Intel CEO Paul Otellini talks about market growth for tablets, Netbooks, and smart TVs at the company's 2010 investor meeting.

Brooke Crothers Former CNET contributor
Brooke Crothers writes about mobile computer systems, including laptops, tablets, smartphones: how they define the computing experience and the hardware that makes them tick. He has served as an editor at large at CNET News and a contributing reporter to The New York Times' Bits and Technology sections. His interest in things small began when living in Tokyo in a very small apartment for a very long time.
Brooke Crothers
2 min read

Intel chief executive Paul Otellini, speaking at the chipmaker's 2010 investor meeting Tuesday, talked about market growth for PCs, tablets, and "smart" TVs.

Intel CEO Paul Otellini speaks at the company's 2010 investor meeting on Tuesday. Intel

"In 2010, for the first time, PCs cross a million a day. A million PCs a day--built, shipped, and sold in the industry. By 2014, that number basically doubles, it approaches 700 million units (annually) as the near-addressable market for our company," he said during an event that was streamed on the Web.

And within five years, Intel expects to be shipping a billion chips per year in all device markets, he said.

Addressing the market for Netbooks--small, inexpensive laptops built around Intel's Atom processor--he said Intel expects good growth ahead. "This market (Netbooks) that we created will grow north of 20 percent year-on-year this year. It's got a 15 percent CAGR (compound annual growth rate). Still no sign of material cannibalization of the notebook market by Netbooks," Otellini said.
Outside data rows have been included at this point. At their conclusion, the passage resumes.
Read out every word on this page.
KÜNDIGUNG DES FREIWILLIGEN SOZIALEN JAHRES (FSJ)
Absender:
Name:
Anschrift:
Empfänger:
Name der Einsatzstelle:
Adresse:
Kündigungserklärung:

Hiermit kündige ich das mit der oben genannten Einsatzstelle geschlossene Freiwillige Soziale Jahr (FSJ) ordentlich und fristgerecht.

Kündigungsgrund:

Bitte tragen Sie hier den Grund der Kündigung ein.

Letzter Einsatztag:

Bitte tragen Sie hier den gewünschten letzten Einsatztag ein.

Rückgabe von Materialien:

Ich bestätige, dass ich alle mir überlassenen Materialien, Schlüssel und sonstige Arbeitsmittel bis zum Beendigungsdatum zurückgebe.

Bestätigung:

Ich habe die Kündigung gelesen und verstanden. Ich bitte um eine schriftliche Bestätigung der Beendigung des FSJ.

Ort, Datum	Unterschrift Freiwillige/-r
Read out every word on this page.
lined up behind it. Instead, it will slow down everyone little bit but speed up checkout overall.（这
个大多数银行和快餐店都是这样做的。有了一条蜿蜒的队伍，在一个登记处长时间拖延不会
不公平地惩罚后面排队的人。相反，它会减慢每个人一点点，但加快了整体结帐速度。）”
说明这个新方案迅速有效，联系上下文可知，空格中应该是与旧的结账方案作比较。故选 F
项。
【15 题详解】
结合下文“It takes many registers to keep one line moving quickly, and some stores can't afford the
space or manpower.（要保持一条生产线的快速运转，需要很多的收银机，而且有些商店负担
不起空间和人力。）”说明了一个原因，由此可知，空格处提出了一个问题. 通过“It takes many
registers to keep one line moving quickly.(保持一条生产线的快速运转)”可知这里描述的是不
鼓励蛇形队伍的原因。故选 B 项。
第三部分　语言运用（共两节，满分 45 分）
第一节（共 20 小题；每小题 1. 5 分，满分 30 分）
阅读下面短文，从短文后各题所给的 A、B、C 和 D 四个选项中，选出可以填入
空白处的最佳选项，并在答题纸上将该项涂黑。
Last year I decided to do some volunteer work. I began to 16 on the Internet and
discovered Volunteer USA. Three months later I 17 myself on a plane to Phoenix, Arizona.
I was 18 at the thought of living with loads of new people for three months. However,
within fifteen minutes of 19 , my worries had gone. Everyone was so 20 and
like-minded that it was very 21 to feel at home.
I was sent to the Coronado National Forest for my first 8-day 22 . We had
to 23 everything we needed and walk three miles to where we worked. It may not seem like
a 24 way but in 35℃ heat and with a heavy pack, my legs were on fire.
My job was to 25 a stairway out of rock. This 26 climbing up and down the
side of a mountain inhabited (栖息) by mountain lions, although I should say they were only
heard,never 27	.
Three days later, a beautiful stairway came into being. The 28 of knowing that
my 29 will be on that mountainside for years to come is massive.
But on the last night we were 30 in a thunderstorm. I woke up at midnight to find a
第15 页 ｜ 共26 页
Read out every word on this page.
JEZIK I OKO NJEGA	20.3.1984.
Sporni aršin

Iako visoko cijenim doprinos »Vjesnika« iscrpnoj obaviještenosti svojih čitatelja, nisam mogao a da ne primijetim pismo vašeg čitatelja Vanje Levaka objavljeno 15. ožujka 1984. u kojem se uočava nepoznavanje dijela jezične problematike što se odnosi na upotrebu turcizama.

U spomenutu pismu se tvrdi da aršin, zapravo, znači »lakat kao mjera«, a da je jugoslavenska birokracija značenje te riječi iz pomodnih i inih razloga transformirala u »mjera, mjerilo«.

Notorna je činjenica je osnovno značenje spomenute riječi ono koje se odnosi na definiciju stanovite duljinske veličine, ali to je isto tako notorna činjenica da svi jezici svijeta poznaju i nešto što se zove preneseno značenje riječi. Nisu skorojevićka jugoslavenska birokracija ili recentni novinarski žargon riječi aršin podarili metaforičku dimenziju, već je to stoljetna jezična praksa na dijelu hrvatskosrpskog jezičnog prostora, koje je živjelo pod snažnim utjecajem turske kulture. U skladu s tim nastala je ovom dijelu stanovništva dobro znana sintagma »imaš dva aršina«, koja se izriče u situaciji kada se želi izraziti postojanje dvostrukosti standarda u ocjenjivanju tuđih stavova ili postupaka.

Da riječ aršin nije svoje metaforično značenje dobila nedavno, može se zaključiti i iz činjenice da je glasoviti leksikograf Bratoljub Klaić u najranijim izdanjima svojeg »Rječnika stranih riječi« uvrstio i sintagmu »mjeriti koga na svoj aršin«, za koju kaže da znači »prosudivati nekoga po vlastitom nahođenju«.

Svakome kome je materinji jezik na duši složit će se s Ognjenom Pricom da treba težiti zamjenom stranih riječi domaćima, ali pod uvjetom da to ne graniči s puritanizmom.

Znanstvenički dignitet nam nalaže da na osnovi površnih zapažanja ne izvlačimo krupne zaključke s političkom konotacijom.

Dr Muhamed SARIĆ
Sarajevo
"(Netbooks are) in the range of 40 million units (annual) and nicely growing," he said.

Otellini also had a lot to say about tablets. "On the scale of the PC industry, they're relatively insignificant. My personal belief is that tablets, like Netbooks, are additive. They're a new usage model for computing. I don't think they will take market share away from other devices," he said.

Otellini continued. "You do different things with a tablet than you do with a notebook or a desktop, or even a Netbook for that matter. A tablet is fundamentally a consumption device. Notebooks, desktops are creation devices. The tablet estimates are big numbers, 73 to 88 percent CAGR. I think the higher range is 50 to 60 million units (annual) on the curve," he said.

Overall, he said the market for computing "in units...will grow 15 to 16 percent over the next four years. The PC is still a growth industry."

And speaking about "smart" TVs, he said: "The product we're shipping today, the Atom 4100 is being selected for all of these smart TV applications because it has best-of-class video for system-on-chip of any architecture, compared to ARM, compared to some of the others that are out there."